Work with available traction and establish a baseline before tuning.
Experiment with shift points and
launch technique until you have two consecutive runs within .05 seconds.
Car needs to launch straight and steer straight during gear changes.
Manipulate weight transfer, when car wheel stands or squats.
Car Weight
ET, Super Street, Super Gas doesn't need to be light weight. This will cost in durability and consistency. The benefit of a light car is it allows you to add weight where
you want it.
Moving ballast is a significant tuning device.
Suspension types
A 4 link allows for extra tunability, but is complex, a ladder bar setup is suitable for high nines. Ladder
bars with a stick causes violent launches and produces more roll rotation during gear changes.
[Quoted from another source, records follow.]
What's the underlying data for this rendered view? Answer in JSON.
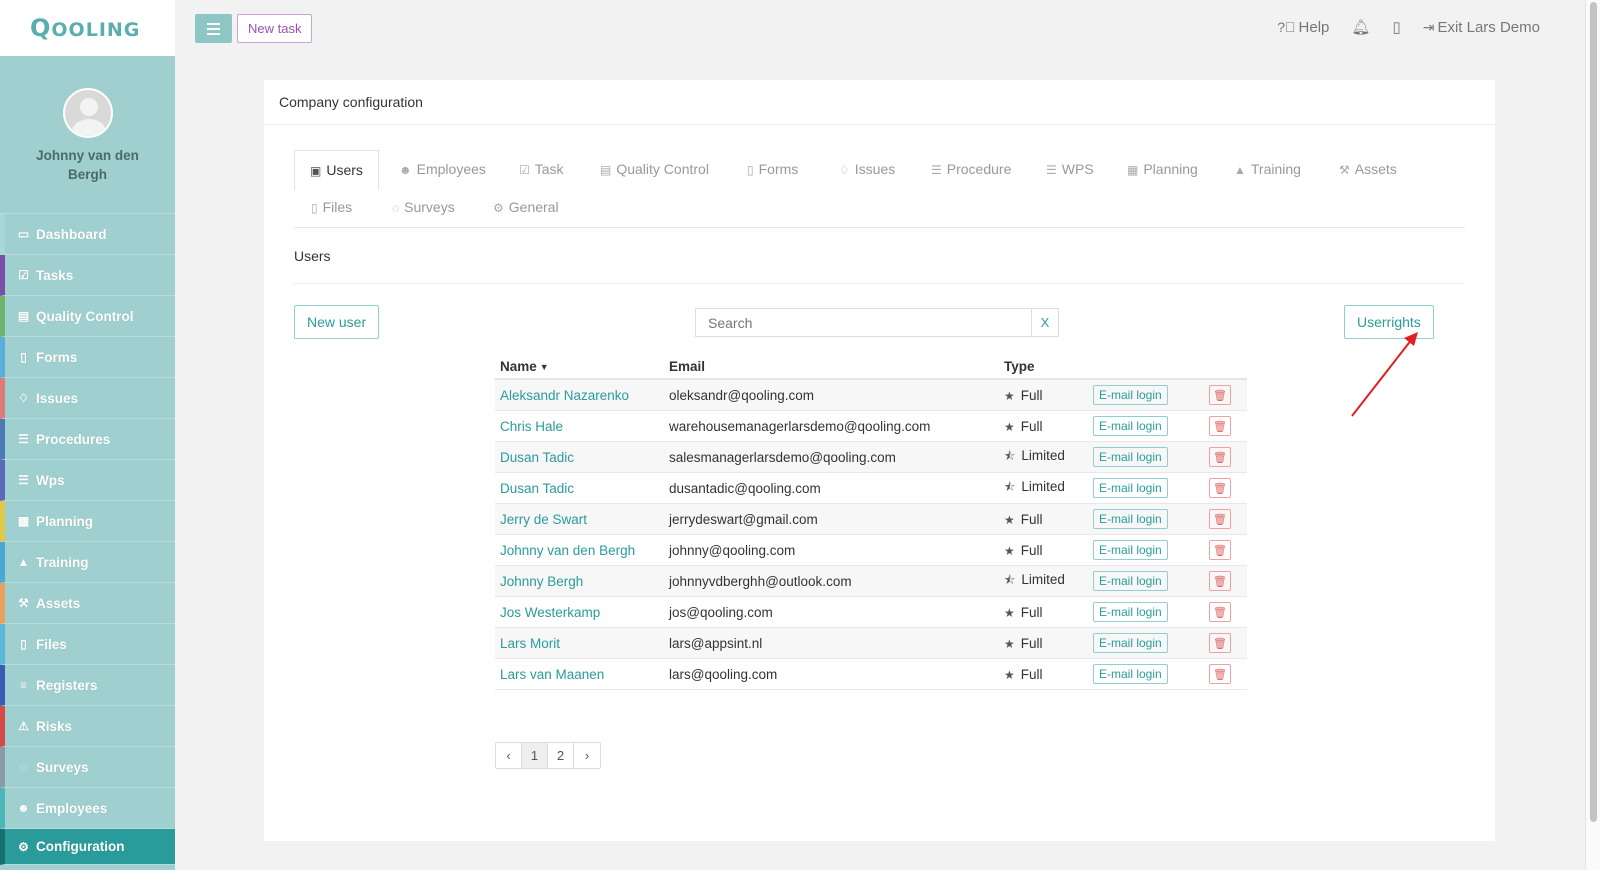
{
  "brand": {
    "logo_big": "Q",
    "logo_rest": "OOLING"
  },
  "colors": {
    "accent": "#2b9b9b",
    "sidebar": "#9fcfcf",
    "new_task": "#9b4fb8",
    "danger": "#e06666",
    "annotation_arrow": "#e02020"
  },
  "profile": {
    "name": "Johnny van den Bergh"
  },
  "sidebar": {
    "items": [
      {
        "label": "Dashboard",
        "icon": "monitor-icon",
        "color": "#a8d8d8"
      },
      {
        "label": "Tasks",
        "icon": "check-square-icon",
        "color": "#7b4fa8"
      },
      {
        "label": "Quality Control",
        "icon": "book-icon",
        "color": "#6cb36c"
      },
      {
        "label": "Forms",
        "icon": "file-icon",
        "color": "#5aaed8"
      },
      {
        "label": "Issues",
        "icon": "bell-icon",
        "color": "#e07a7a"
      },
      {
        "label": "Procedures",
        "icon": "list-icon",
        "color": "#4a7ab8"
      },
      {
        "label": "Wps",
        "icon": "list-icon",
        "color": "#5a6ab8"
      },
      {
        "label": "Planning",
        "icon": "calendar-icon",
        "color": "#e0c84a"
      },
      {
        "label": "Training",
        "icon": "graduation-cap-icon",
        "color": "#4aa8d8"
      },
      {
        "label": "Assets",
        "icon": "wrench-icon",
        "color": "#e8a05a"
      },
      {
        "label": "Files",
        "icon": "file-pdf-icon",
        "color": "#5ab8d8"
      },
      {
        "label": "Registers",
        "icon": "bars-icon",
        "color": "#3a5ab8"
      },
      {
        "label": "Risks",
        "icon": "warning-icon",
        "color": "#d84a4a"
      },
      {
        "label": "Surveys",
        "icon": "comment-icon",
        "color": "#8a9aa8"
      },
      {
        "label": "Employees",
        "icon": "users-icon",
        "color": "#4ab8b8"
      },
      {
        "label": "Configuration",
        "icon": "gear-icon",
        "color": "#176e6e"
      }
    ]
  },
  "topbar": {
    "new_task": "New task",
    "help": "Help",
    "exit": "Exit Lars Demo"
  },
  "panel": {
    "title": "Company configuration",
    "tabs": [
      {
        "label": "Users",
        "icon": "id-card-icon"
      },
      {
        "label": "Employees",
        "icon": "users-icon"
      },
      {
        "label": "Task",
        "icon": "check-square-icon"
      },
      {
        "label": "Quality Control",
        "icon": "book-icon"
      },
      {
        "label": "Forms",
        "icon": "file-icon"
      },
      {
        "label": "Issues",
        "icon": "bell-icon"
      },
      {
        "label": "Procedure",
        "icon": "list-icon"
      },
      {
        "label": "WPS",
        "icon": "list-icon"
      },
      {
        "label": "Planning",
        "icon": "calendar-icon"
      },
      {
        "label": "Training",
        "icon": "graduation-cap-icon"
      },
      {
        "label": "Assets",
        "icon": "wrench-icon"
      },
      {
        "label": "Files",
        "icon": "file-icon"
      },
      {
        "label": "Surveys",
        "icon": "comment-icon"
      },
      {
        "label": "General",
        "icon": "gear-icon"
      }
    ],
    "section_title": "Users",
    "new_user": "New user",
    "search_placeholder": "Search",
    "search_clear": "X",
    "userrights": "Userrights"
  },
  "table": {
    "headers": {
      "name": "Name",
      "email": "Email",
      "type": "Type"
    },
    "login_label": "E-mail login",
    "rows": [
      {
        "name": "Aleksandr Nazarenko",
        "email": "oleksandr@qooling.com",
        "type": "Full"
      },
      {
        "name": "Chris Hale",
        "email": "warehousemanagerlarsdemo@qooling.com",
        "type": "Full"
      },
      {
        "name": "Dusan Tadic",
        "email": "salesmanagerlarsdemo@qooling.com",
        "type": "Limited"
      },
      {
        "name": "Dusan Tadic",
        "email": "dusantadic@qooling.com",
        "type": "Limited"
      },
      {
        "name": "Jerry de Swart",
        "email": "jerrydeswart@gmail.com",
        "type": "Full"
      },
      {
        "name": "Johnny van den Bergh",
        "email": "johnny@qooling.com",
        "type": "Full"
      },
      {
        "name": "Johnny Bergh",
        "email": "johnnyvdberghh@outlook.com",
        "type": "Limited"
      },
      {
        "name": "Jos Westerkamp",
        "email": "jos@qooling.com",
        "type": "Full"
      },
      {
        "name": "Lars Morit",
        "email": "lars@appsint.nl",
        "type": "Full"
      },
      {
        "name": "Lars van Maanen",
        "email": "lars@qooling.com",
        "type": "Full"
      }
    ]
  },
  "pagination": {
    "prev": "‹",
    "pages": [
      "1",
      "2"
    ],
    "current": "1",
    "next": "›"
  }
}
Shock absorbers are critical, they allow for chassis reaction no matter what type of suspension is in use.
Shock Tuning (adjustable styles)
Front: 90/10 setting provides maximum weight transfer and traction.
Rear: 50/50 is for slick conditions, allowing the body to separate from the chassis and plant
the tires. When track conditions are ideal, 70/30 will take some bite out of car.
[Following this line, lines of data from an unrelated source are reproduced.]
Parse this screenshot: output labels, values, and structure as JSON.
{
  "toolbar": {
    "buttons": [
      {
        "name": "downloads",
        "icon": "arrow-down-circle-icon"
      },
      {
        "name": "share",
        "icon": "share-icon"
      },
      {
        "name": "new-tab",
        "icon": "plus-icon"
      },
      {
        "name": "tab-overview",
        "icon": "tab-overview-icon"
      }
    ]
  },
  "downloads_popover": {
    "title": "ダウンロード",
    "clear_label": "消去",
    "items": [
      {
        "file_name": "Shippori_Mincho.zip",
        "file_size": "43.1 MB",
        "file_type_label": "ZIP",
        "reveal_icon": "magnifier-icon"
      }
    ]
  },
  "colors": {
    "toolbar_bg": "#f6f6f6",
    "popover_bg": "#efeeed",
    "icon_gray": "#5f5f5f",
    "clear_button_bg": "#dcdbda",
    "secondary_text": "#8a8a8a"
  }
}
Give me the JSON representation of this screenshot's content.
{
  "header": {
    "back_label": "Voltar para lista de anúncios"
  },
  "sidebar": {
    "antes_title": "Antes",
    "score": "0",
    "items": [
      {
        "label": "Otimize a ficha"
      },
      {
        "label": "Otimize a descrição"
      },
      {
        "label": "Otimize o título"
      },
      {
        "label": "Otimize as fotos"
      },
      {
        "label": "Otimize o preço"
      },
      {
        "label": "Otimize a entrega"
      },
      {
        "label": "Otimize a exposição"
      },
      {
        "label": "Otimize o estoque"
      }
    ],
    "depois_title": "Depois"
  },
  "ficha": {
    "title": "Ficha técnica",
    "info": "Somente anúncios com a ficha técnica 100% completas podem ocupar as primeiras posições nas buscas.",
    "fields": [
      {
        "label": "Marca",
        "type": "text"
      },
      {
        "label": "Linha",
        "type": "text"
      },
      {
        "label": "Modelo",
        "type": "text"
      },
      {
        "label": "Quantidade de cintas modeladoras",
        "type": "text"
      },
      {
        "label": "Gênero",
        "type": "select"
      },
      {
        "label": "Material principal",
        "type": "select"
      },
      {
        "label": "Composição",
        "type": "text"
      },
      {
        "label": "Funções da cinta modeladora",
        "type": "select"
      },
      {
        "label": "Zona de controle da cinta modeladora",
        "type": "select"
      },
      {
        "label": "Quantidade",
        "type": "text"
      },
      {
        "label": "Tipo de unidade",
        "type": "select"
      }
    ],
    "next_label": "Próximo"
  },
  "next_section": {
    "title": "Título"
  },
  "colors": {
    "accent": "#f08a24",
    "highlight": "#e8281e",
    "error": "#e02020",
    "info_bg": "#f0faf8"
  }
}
Shocks are the best tuning device. Results of a shock change can be confirmed by other tuning changes.
Example: if your car goes quicker when you lighten the rear shock, the tires can take a harder hit, you can confirm this by taking out air in quarter pound increments to reduce the amout of support to the
sidewalls. If you keep taking adjustment out of the rear shocks, and the car keeps picking up, you'll run out of adjustment. Keep playing with tire pressure, ballast and launch RPM. Either
add a lower gear to multiply the torque or raise the ladder bar, this will hit the tires harder. Remeber though, to return air to your tires, lower the launch RPM to your baseline and stiffen the
shocks so that you've made one change.
Car stiffness is important. Car will react better to tuning changes with a stiff chassis due to flexing caused by the reaction of the suspension. All four
corners of the car must be braced and the engine and transmission should be secure within the car. This will alow you to tune the car with the shock absorbers and find out what needs to be done with
the rest of the car.
To control pitch rotation at the front of the car, adjust shocks, adjust the amount of suspension travel, or add/remove ballast. At the rear you can raise or lower the ladder
bar, move the instant center of car, or add/remove ballast.
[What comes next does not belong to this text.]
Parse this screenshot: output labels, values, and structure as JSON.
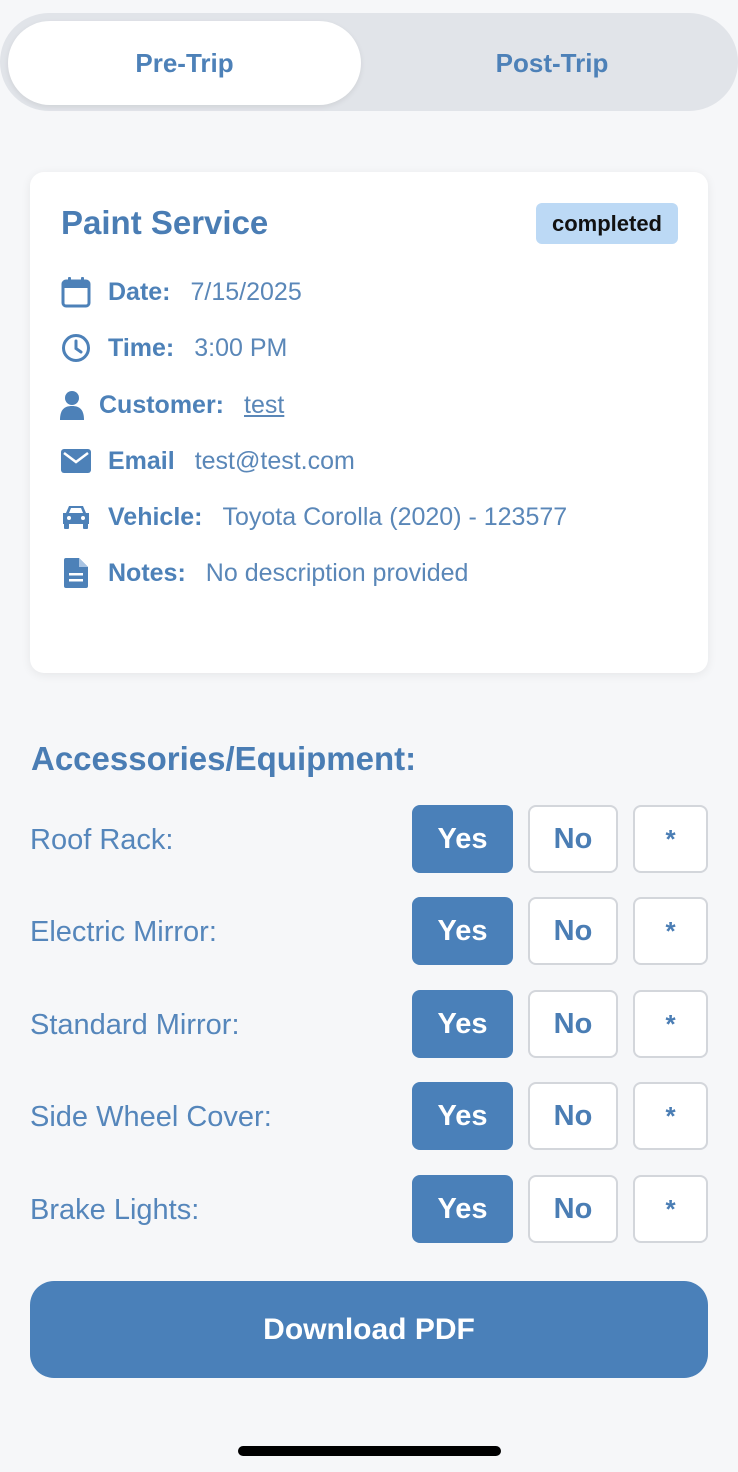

When you launch so hard, the rims hit the ground and throw the rear end backup up, you need to remove hook from the car. To remove hook,
you need to stiffen rebound adjustment so that the rearend doesn't separate from the car so fast. With each stiffer setting the 60 foot times pick up and the car improves its reaction time. A bit
more air in the tires, moving ballast forward, or lowering lauch RPM would help also. Lower the ladder bar as a final adjustment. Rebound affects how the tires will get hit, bump relates to how
the tires will react.
Next move to the front tires. If the car likes stiffer rebound, it will like less front travel to pull the tires out of the lights. If you limit travel too much, the
car will dart when it hits bumps. You have to be the worlds best authority on how your car behaves. Use knowledgeable advise and experimentation with the laws of cause and effect.